Milwaukee Bucks executive Alex Lasry withdrew from the Democratic Senate primary Wednesday afternoon and endorsed Lt. Gov. Mandela Barnes to take on Republican Sen. Ron Johnson.
His departure from the race leaves a nearly open path for Barnes to capture the nomination in the Aug. 9 primary. Lasry, who loaned his campaign more than $12 million, has been Barnes’ top opponent for months.
Democrats welcomed the bombshell news, arguing that it will give Barnes a head start against Johnson in one of the most pivotal Senate races in the country and aid his fundraising operation. Johnson has $3.6 million in the bank as of the latest campaign finance reports, compared to Barnes’ $1.5 million.
Wisconsin is the last big question mark left for Senate Democrats in terms of setting their candidate lineup, and Barnes’ likely win means the party has its candidate roster all-but set for the general election.
“I don’t think there’s any question it helps,” said Joe Zepecki, a Wisconsin-based Democratic strategist. “Any time there’s a contested primary, you figure it’s going to take a couple days to put everybody back together. Because of how late our primary is, the faster you can get that done, the better. The other thing that I think is really important is this sends a signal to donors that they can now coalesce as well.”
Lasry is the second Democratic candidate to step aside from the race this week. Tom Nelson, county executive of Outagamie County, suspended his bid two days ago and threw his weight behind Barnes. The only major Democrat remaining in the race, state Treasurer Sarah Godlewski, has been polling in the single digits.

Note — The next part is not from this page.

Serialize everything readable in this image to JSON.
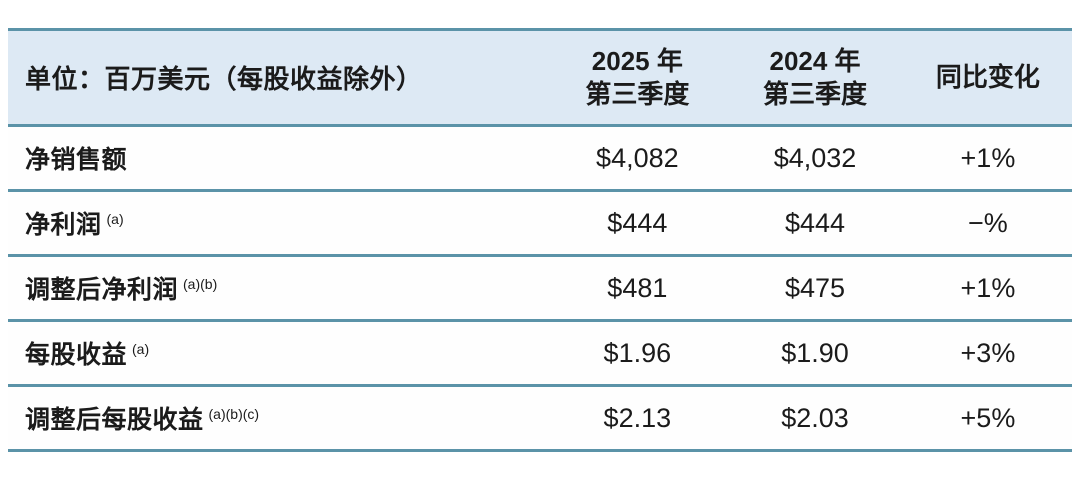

“We’ve been saying since day one, the most important thing that we can do for Wisconsin is to get rid of Ron Johnson,” Lasry said in his first interview about the news. “I firmly believe that if there was no path to victory, the best thing to do is to make sure that we can as early as possible rally around a nominee so that we can spend every second that we have making sure that we’re working toward that goal.”